The Royals trailed by a run because of the most staggering gaffe of the losing streak — and that’s saying something. In the sixth inning, with burner Joey Gathright on second and David DeJesus on first, German singled to right. Gathright rounded third and was so far ahead of the play that Cleveland outfielder Ben Francisco did not even throw home.
So, that obviously scored the run, right? Only it didn’t. Because in one of those moments that usually comes packaged with the “Psycho” shower scene music, DeJesus overran second base. Nobody seemed entirely sure why, including DeJesus. Francisco rifled the ball to second base, and DeJesus was tagged for the third out just an instant before a stunned Gathright crossed the plate. It was such a remarkably bad play that afterward, Hillman did not know whom to blame. He blamed DeJesus for losing his mind. He blamed Gathright for not hustling harder to get to the plate. He blamed luck and fate and Coolpapa, the Greek God of Base Running.
In truth, he only needed to blame DeJesus. That was some kind of blunder.

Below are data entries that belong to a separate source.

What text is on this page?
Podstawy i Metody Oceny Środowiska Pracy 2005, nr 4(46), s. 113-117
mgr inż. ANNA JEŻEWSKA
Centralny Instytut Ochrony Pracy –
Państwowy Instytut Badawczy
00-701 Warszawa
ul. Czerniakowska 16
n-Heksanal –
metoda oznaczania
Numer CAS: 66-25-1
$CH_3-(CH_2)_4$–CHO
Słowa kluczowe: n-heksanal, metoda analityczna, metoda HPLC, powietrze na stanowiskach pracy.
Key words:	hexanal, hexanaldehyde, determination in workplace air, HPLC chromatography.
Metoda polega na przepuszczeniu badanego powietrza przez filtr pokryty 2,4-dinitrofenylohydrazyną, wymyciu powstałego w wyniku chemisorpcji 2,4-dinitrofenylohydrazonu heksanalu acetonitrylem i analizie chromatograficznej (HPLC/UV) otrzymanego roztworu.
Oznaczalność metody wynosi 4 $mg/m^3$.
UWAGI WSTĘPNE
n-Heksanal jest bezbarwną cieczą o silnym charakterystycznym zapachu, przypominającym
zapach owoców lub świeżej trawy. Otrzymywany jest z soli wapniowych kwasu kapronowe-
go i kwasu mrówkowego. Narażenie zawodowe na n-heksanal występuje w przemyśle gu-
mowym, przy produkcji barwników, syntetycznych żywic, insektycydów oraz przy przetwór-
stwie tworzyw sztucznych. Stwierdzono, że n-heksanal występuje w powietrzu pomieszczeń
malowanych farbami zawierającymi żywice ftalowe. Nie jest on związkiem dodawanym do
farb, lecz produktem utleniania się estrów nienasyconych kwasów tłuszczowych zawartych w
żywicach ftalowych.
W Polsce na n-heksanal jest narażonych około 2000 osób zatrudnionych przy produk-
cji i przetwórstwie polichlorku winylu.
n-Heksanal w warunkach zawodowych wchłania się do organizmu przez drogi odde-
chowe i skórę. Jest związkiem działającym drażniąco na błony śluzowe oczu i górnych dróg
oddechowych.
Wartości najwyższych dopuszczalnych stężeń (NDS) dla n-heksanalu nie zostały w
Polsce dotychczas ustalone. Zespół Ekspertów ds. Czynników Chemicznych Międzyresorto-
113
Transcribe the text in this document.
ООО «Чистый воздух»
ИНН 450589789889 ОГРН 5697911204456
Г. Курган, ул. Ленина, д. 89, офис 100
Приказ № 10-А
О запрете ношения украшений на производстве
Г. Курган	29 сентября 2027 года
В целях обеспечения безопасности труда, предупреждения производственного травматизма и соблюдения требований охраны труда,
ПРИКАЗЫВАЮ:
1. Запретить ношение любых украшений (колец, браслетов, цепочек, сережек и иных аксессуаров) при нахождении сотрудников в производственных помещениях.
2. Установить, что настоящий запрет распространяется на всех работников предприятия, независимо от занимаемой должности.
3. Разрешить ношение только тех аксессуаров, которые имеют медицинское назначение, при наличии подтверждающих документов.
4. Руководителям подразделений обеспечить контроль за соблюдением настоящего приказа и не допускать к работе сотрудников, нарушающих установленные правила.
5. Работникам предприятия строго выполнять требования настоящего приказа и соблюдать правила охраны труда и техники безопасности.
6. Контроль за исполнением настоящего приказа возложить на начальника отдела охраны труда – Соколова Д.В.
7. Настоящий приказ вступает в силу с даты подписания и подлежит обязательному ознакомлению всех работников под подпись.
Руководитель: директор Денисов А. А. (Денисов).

So that’s why the score wasn’t tied. Also, Mark Teahen had a sure RBI single stolen on a brilliant defensive play by Franklin Gutierrez. Also, the Royals drew only one walk in the game — this made eight consecutive games the Royals have drawn either one or zero walks. That’s a team record, if you’re scoring at home. The Royals have walked three times in their last eight games and struck out 46 times, and that’s really not a great ratio.